Wendy Long of The Judicial Confirmation Network, a conservative-leaning organization involved with judicial nominations, sent a letter to Senators yesterday outlining these concerns:
“Judge Sotomayor challenges the belief that the law needs to be knowable and predictable . . .”
Long accused Sotomayor of embracing judicial activism, and claims that “when judges drive such change, based not on the written Constitution and laws enacted by the people, judges use their own sense of personal "justice," based on their own experiences, personal views, feelings, and backgrounds.”
Sadly, the facts get in the way of Long’s argument. Take, for instance, Sotomayor’s ruling in the case of Pappas v. Giuliani. In short, the case involved Thomas Pappas, an employee of the New York City Police Department, who was fired for mailing racially offensive, anonymous letters to organizations that had solicited him for donations.
A reverse-racist, judicial activist, such as Sotomayor, must have ruled in favor of the city, claiming that Thomas violated the rights of others through his offensive remarks, right?
Wrong.
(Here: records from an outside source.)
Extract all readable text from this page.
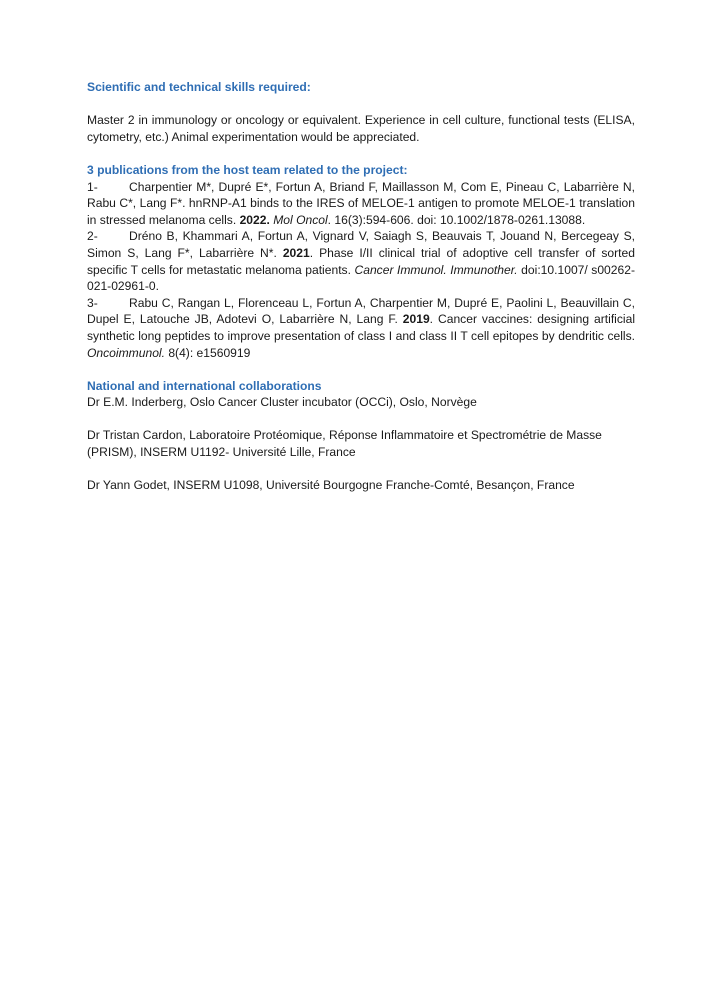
Scientific and technical skills required:

Master 2 in immunology or oncology or equivalent. Experience in cell culture, functional tests (ELISA, cytometry, etc.) Animal experimentation would be appreciated.

3 publications from the host team related to the project:

1-	Charpentier M*, Dupré E*, Fortun A, Briand F, Maillasson M, Com E, Pineau C, Labarrière N, Rabu C*, Lang F*. hnRNP-A1 binds to the IRES of MELOE-1 antigen to promote MELOE-1 translation in stressed melanoma cells. 2022. Mol Oncol. 16(3):594-606. doi: 10.1002/1878-0261.13088.

2-	Dréno B, Khammari A, Fortun A, Vignard V, Saiagh S, Beauvais T, Jouand N, Bercegeay S, Simon S, Lang F*, Labarrière N*. 2021. Phase I/II clinical trial of adoptive cell transfer of sorted specific T cells for metastatic melanoma patients. Cancer Immunol. Immunother. doi:10.1007/ s00262-021-02961-0.

3-	Rabu C, Rangan L, Florenceau L, Fortun A, Charpentier M, Dupré E, Paolini L, Beauvillain C, Dupel E, Latouche JB, Adotevi O, Labarrière N, Lang F. 2019. Cancer vaccines: designing artificial synthetic long peptides to improve presentation of class I and class II T cell epitopes by dendritic cells. Oncoimmunol. 8(4): e1560919

National and international collaborations

Dr E.M. Inderberg, Oslo Cancer Cluster incubator (OCCi), Oslo, Norvège

Dr Tristan Cardon, Laboratoire Protéomique, Réponse Inflammatoire et Spectrométrie de Masse (PRISM), INSERM U1192- Université Lille, France

Dr Yann Godet, INSERM U1098, Université Bourgogne Franche-Comté, Besançon, France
It turns out that Judge Sotomayor did exactly what Wendy Long would have wanted―she made her ruling based “on the written Constitution and laws enacted by the people.” Citing the NYCLU’s briefing on the case, Sotomayor and her Second Circuit panel concluded that:
“The reduced free-speech protections accorded to public-employee speech related to the workplace also extended to private and anonymous speech by employees that took place away from the workplace and that was unrelated to the workplace”
Rather than let her personal beliefs get in the way of her ruling, Sotomayor upheld one of America's oldest laws by defending a bigot’s right to be a bigot.